If it can happen there, it can happen anywhere. Lewa is reckoned to be an African model for wildlife conservation, especially of black rhino, which have bred so successfully that a number have been translocated to reserves where they had been poached out. Lewa's rolling scrub and muddy swamp are ideal for rhino and the entire 62,000-acre site is fenced. Profits from upmarket safaris are shared with local communities to teach them the value of keeping wildlife alive. One of the most highly trained security teams in the country patrols the place constantly. People used to say: "Even the trees have guns at Lewa." But today's poachers are no longer hungry Somalis hoping to make a quick buck but heavily armed and trained Kenyan criminal gangs that are also caught up in drug dealing and human trafficking and whose profits arm militias intent on destabilising this fragile democracy.

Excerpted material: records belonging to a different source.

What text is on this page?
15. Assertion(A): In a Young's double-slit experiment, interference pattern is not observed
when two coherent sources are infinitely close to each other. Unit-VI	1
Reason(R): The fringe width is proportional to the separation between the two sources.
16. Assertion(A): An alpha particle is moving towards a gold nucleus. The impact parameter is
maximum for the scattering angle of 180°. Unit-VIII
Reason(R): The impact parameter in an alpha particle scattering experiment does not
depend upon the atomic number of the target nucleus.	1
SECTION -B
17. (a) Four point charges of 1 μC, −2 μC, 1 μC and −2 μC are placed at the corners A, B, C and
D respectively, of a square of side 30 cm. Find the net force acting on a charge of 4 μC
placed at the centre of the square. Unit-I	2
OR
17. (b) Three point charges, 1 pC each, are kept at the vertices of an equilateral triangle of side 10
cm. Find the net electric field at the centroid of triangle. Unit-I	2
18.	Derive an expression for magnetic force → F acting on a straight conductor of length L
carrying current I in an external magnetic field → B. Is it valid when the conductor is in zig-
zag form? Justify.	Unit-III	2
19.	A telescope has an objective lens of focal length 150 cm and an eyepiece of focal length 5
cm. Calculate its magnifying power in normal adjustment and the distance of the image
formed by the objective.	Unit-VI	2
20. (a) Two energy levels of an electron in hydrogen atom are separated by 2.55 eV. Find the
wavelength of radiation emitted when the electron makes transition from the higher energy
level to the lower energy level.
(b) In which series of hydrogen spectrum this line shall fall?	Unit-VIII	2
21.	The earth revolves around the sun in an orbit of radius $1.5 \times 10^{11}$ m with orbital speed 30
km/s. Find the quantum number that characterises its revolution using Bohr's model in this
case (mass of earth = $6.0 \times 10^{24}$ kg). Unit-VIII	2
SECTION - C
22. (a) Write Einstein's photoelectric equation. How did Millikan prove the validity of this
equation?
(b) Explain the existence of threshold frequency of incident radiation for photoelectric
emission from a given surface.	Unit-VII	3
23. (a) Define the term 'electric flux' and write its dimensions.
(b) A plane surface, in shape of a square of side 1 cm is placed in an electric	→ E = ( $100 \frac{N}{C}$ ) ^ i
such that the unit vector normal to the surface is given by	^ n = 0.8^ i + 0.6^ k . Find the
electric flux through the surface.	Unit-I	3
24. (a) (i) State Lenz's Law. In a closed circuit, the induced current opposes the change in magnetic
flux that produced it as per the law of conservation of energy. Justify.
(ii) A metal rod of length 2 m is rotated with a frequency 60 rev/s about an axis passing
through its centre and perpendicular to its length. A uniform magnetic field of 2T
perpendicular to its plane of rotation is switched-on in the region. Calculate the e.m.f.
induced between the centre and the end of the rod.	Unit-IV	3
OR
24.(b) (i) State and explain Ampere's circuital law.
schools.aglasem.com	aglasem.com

Last week a Lewa security guard was arrested for taking bribes for information on the routes of nocturnal patrols. Desperate times call for desperate measures. Watson is seriously considering dehorning Lewa's 130 surviving rhinos, despite the possible social impact and risk to their metabolism of frequent tranquillisation (because the horns grow back). He has just taken delivery of an American turbine helicopter and is considering employing spy-in-the-sky drone aircraft. Despite the threat of revenge attacks if poachers are caught, he says his guards are ready for a showdown. If the greedy poachers represent everything wretched about man's relationship with nature, these brave men personify the selfless care shown by others. And they have some powerful allies. Hillary Clinton raised the issue in Phnom Penh earlier this year and the Duke of Cambridge, who proposed to Kate at Lewa and is a patron of the African conservation charity, the Tusk Trust, recently stressed this battle is as much about educating Asians as Africans. He is right. The poachers must not win.